METHODS: We evaluated the CysC expression in cultured, profibrogenic hepatic stellate cells and trans-differentiated myofibroblasts by Northern and Western blotting and confocal laser scanning microscopy.
RESULTS: CysC was increased significantly in the course of trans-differentiation. Both TGF-β1 and PDGF-BB suppressed CysC expression. Furthermore, CysC secretion was induced by the treatment with TGF-β1. Although CysC induced an increased binding affinity of TGF-β receptor type III (beta-glycan) as assessed by chemical cross-linking with [125I]-TGF-β1, it did not modulate TGF-β1 signal transduction as shown by evaluating the Smad2/3 phosphorylation status and [CAGA]-MLP-luciferase reporter gene assay. Interestingly, the shedding of type III TGF-β receptor beta-glycan was reduced in CysC-treated cells. Our data indicated that CysC expression was upregulated during trans-differentiation.

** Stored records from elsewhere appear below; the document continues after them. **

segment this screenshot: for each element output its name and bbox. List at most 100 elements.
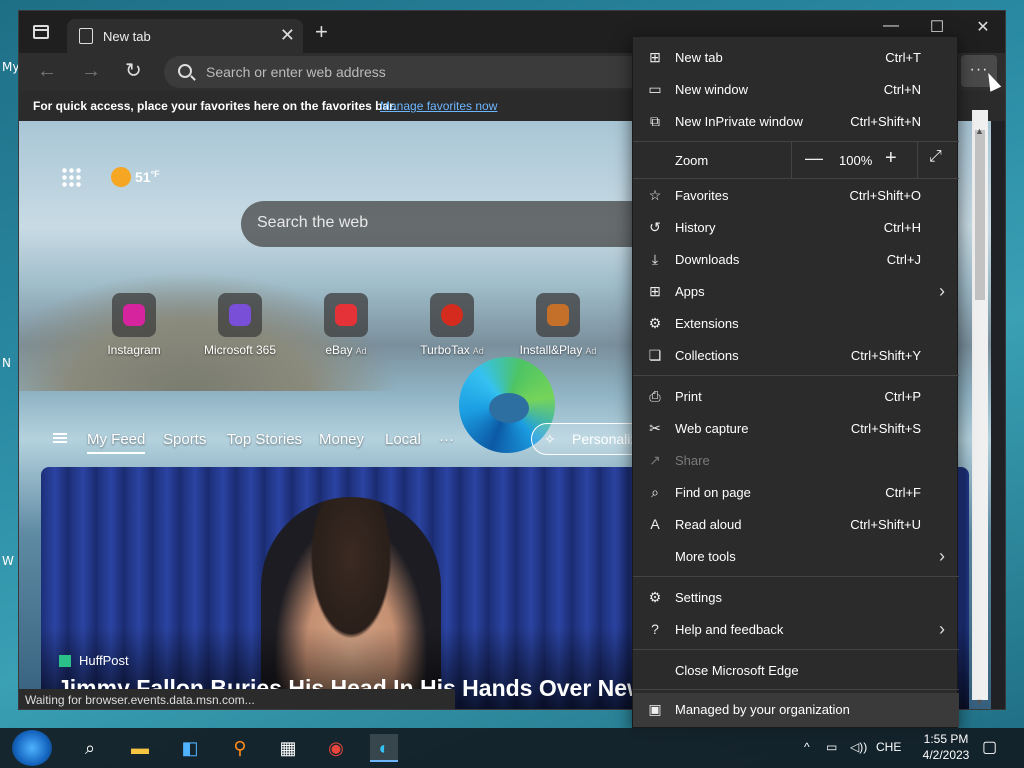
tab-top-stories[interactable]: Top Stories — [227, 431, 302, 448]
minimize-button[interactable]: — — [871, 17, 911, 35]
menu-item-managed-by-organization[interactable]: ▣ Managed by your organization — [633, 693, 959, 727]
menu-item-history[interactable]: ↺ History Ctrl+H — [633, 211, 959, 243]
tab-my-feed[interactable]: My Feed — [87, 431, 146, 454]
notifications-icon[interactable]: ▢ — [982, 737, 997, 757]
back-arrow-icon[interactable]: ← — [37, 60, 57, 82]
print-icon: ⎙ — [649, 388, 661, 404]
search-icon[interactable]: ⌕ — [76, 734, 104, 762]
start-button[interactable] — [12, 730, 52, 766]
menu-item-extensions[interactable]: ⚙ Extensions — [633, 307, 959, 339]
clock-date[interactable]: 4/2/2023 — [916, 748, 976, 762]
web-search-input[interactable]: Search the web — [241, 201, 641, 247]
menu-item-collections[interactable]: ❏ Collections Ctrl+Shift+Y — [633, 339, 959, 371]
menu-item-help-and-feedback[interactable]: ? Help and feedback › — [633, 613, 959, 645]
downloads-icon: ⤓ — [651, 251, 659, 267]
visual-studio-icon[interactable]: ◧ — [176, 734, 204, 762]
history-icon: ↺ — [649, 219, 661, 235]
desktop-icon-label: N — [2, 356, 11, 370]
article-publisher: HuffPost — [79, 653, 129, 668]
input-language[interactable]: CHE — [876, 740, 901, 754]
chevron-right-icon: › — [939, 281, 945, 301]
menu-item-web-capture[interactable]: ✂ Web capture Ctrl+Shift+S — [633, 412, 959, 444]
menu-item-find-on-page[interactable]: ⌕ Find on page Ctrl+F — [633, 476, 959, 508]
read-aloud-icon: A — [650, 516, 660, 532]
new-tab-icon: ⊞ — [649, 49, 661, 65]
sparkle-icon: ✧ — [544, 431, 556, 447]
edge-icon[interactable]: ◐ — [370, 734, 398, 762]
tab-sports[interactable]: Sports — [163, 431, 206, 448]
menu-item-more-tools[interactable]: More tools › — [633, 540, 959, 572]
menu-item-close-edge[interactable]: Close Microsoft Edge — [633, 654, 959, 686]
personalize-label: Personaliz — [572, 431, 638, 447]
manage-favorites-link[interactable]: Manage favorites now — [380, 99, 497, 113]
file-explorer-icon[interactable]: ▬ — [126, 734, 154, 762]
menu-item-settings[interactable]: ⚙ Settings — [633, 581, 959, 613]
inprivate-icon: ⧉ — [650, 113, 660, 129]
forward-arrow-icon[interactable]: → — [81, 60, 101, 82]
menu-item-new-tab[interactable]: ⊞ New tab Ctrl+T — [633, 41, 959, 73]
more-feeds-button[interactable]: ··· — [439, 431, 454, 448]
refresh-icon[interactable]: ↻ — [125, 60, 142, 82]
tab-money[interactable]: Money — [319, 431, 364, 448]
quicklink-microsoft-365[interactable]: Microsoft 365 — [185, 293, 295, 357]
scroll-down-icon[interactable]: ▼ — [975, 697, 984, 707]
chevron-right-icon: › — [939, 619, 945, 639]
weather-sun-icon[interactable] — [111, 167, 131, 187]
favorites-icon: ☆ — [648, 187, 662, 203]
weather-temperature[interactable]: 51°F — [135, 169, 160, 185]
tab-close-icon[interactable]: ✕ — [280, 25, 295, 45]
address-placeholder: Search or enter web address — [206, 64, 386, 80]
close-button[interactable]: ✕ — [963, 17, 1003, 37]
zoom-in-button[interactable]: + — [885, 147, 897, 170]
menu-item-zoom: Zoom — 100% + ⤢ — [633, 142, 959, 178]
chrome-icon[interactable]: ◉ — [322, 734, 350, 762]
scrollbar-thumb[interactable] — [975, 130, 985, 300]
search-app-icon[interactable]: ⚲ — [226, 734, 254, 762]
menu-item-share: ↗ Share — [633, 444, 959, 476]
app-launcher-icon[interactable] — [61, 167, 81, 187]
clock-time[interactable]: 1:55 PM — [916, 732, 976, 746]
menu-item-print[interactable]: ⎙ Print Ctrl+P — [633, 380, 959, 412]
web-capture-icon: ✂ — [649, 420, 661, 436]
favorites-bar-hint: For quick access, place your favorites h… — [33, 99, 397, 113]
menu-item-downloads[interactable]: ⤓ Downloads Ctrl+J — [633, 243, 959, 275]
tab-new-tab[interactable]: New tab ✕ — [67, 19, 303, 53]
tab-actions-icon[interactable] — [33, 25, 49, 39]
scroll-up-icon[interactable]: ▲ — [975, 126, 984, 136]
search-icon — [178, 64, 192, 78]
new-tab-button[interactable]: + — [315, 21, 328, 43]
new-window-icon: ▭ — [648, 81, 662, 97]
chevron-up-icon[interactable]: ^ — [804, 740, 810, 754]
menu-item-new-inprivate-window[interactable]: ⧉ New InPrivate window Ctrl+Shift+N — [633, 105, 959, 137]
address-input[interactable]: Search or enter web address — [164, 56, 644, 88]
page-icon — [79, 28, 93, 44]
extensions-icon: ⚙ — [648, 315, 662, 331]
maximize-button[interactable]: ☐ — [917, 17, 957, 37]
ebay-icon — [335, 304, 357, 326]
tab-local[interactable]: Local — [385, 431, 421, 448]
find-icon: ⌕ — [651, 484, 659, 500]
quicklink-install-play[interactable]: Install&Play Ad — [503, 293, 613, 357]
menu-item-apps[interactable]: ⊞ Apps › — [633, 275, 959, 307]
quicklink-ebay[interactable]: eBay Ad — [291, 293, 401, 357]
briefcase-icon: ▣ — [648, 701, 662, 717]
menu-icon[interactable] — [53, 433, 67, 443]
zoom-level: 100% — [839, 153, 873, 168]
menu-item-read-aloud[interactable]: A Read aloud Ctrl+Shift+U — [633, 508, 959, 540]
settings-and-more-menu: ⊞ New tab Ctrl+T ▭ New window Ctrl+N ⧉ N… — [632, 36, 959, 728]
menu-item-new-window[interactable]: ▭ New window Ctrl+N — [633, 73, 959, 105]
microsoft-365-icon — [229, 304, 251, 326]
zoom-out-button[interactable]: — — [805, 148, 823, 169]
quicklink-turbotax[interactable]: TurboTax Ad — [397, 293, 507, 357]
settings-icon: ⚙ — [648, 589, 662, 605]
store-icon[interactable]: ▦ — [274, 734, 302, 762]
quicklink-instagram[interactable]: Instagram — [79, 293, 189, 357]
volume-icon[interactable]: ◁)) — [850, 740, 867, 754]
menu-item-favorites[interactable]: ☆ Favorites Ctrl+Shift+O — [633, 179, 959, 211]
full-screen-icon[interactable]: ⤢ — [929, 148, 942, 166]
taskbar: ⌕ ▬ ◧ ⚲ ▦ ◉ ◐ ^ ▭ ◁)) CHE 1:55 PM 4/2/20… — [0, 728, 1024, 768]
huffpost-icon — [59, 655, 71, 667]
network-icon[interactable]: ▭ — [826, 740, 837, 754]
apps-icon: ⊞ — [649, 283, 661, 299]
chevron-right-icon: › — [939, 546, 945, 566]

CONCLUSION: Increased CysC levels in the serum of patients suffering from liver diseases are at least partially due to a higher expression in activated hepatic stellate cells. Furthermore, TGF-β1 influences the secretion of CysC, highlighting a potentially important role of cysteine proteases in the progression of hepatic fibrogenesis.